Most PDF parsers treat a page as a flat stream of text, which is why tables collapse and reading order scrambles the moment a layout goes two-column. This service starts from the opposite premise: work out the geometry first — what's a title, a footnote, a table, a formula — and only then extract text in the right order.
What Sets It Apart
- Two interchangeable engines for the same job: a Vision Grid Transformer (originally from Alibaba's research group) that reads the whole page image for ~0.96 F1 on PubLayNet, and a Poppler + LightGBM ensemble that runs ~0.42s/page on CPU. So you trade accuracy against hardware instead of being locked to a GPU.
- Eleven distinct segment labels — caption, footnote, formula, list item, page header/footer, picture, section header, table, text, title — not just "text vs. image". Downstream RAG or extraction can filter or weight regions by type.

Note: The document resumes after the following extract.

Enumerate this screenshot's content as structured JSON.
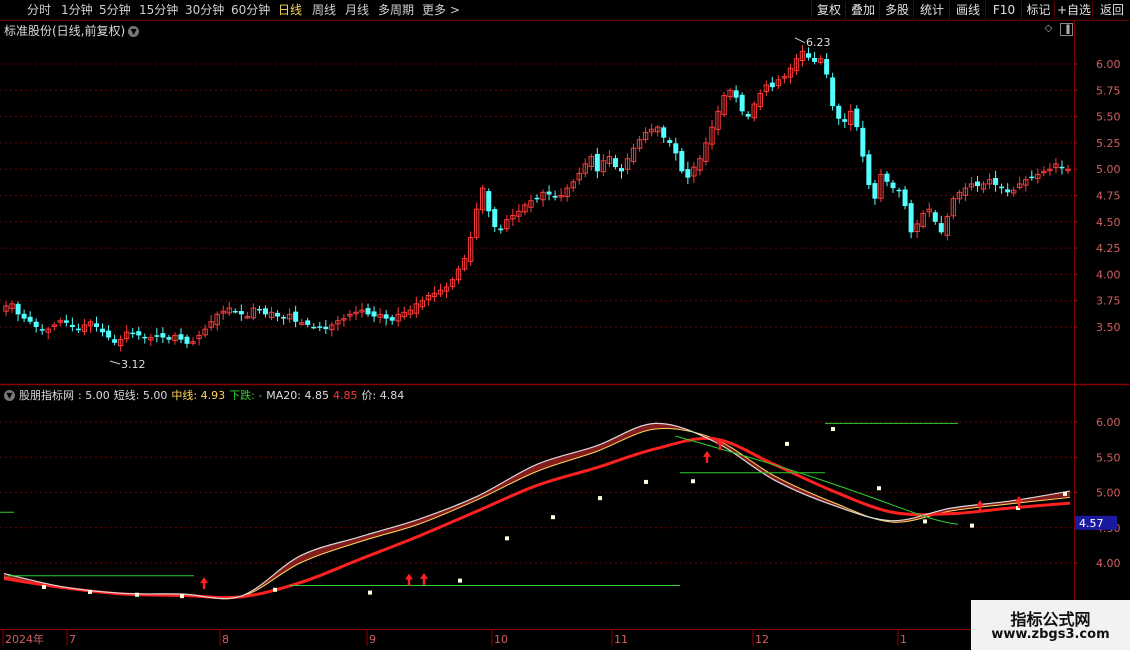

- It goes past detection into reconstruction: reading-order sorting, Tesseract OCR in 150+ languages, tables to HTML, formulas to LaTeX, plus Markdown/HTML export. One container turns a scanned PDF into structured, machine-usable output.
Who It's For + Tradeoffs
Great fit if you're building a document-ingestion or RAG pipeline and need clean, typed, correctly ordered segments from messy real-world PDFs — especially scanned or multi-column ones — and want to run it as a self-hosted Docker microservice, picking the engine per workload. Look elsewhere if you only need plain text from clean digital PDFs (a lightweight extractor is enough), or if you can't host a GPU and the CPU LightGBM accuracy falls short for your domain.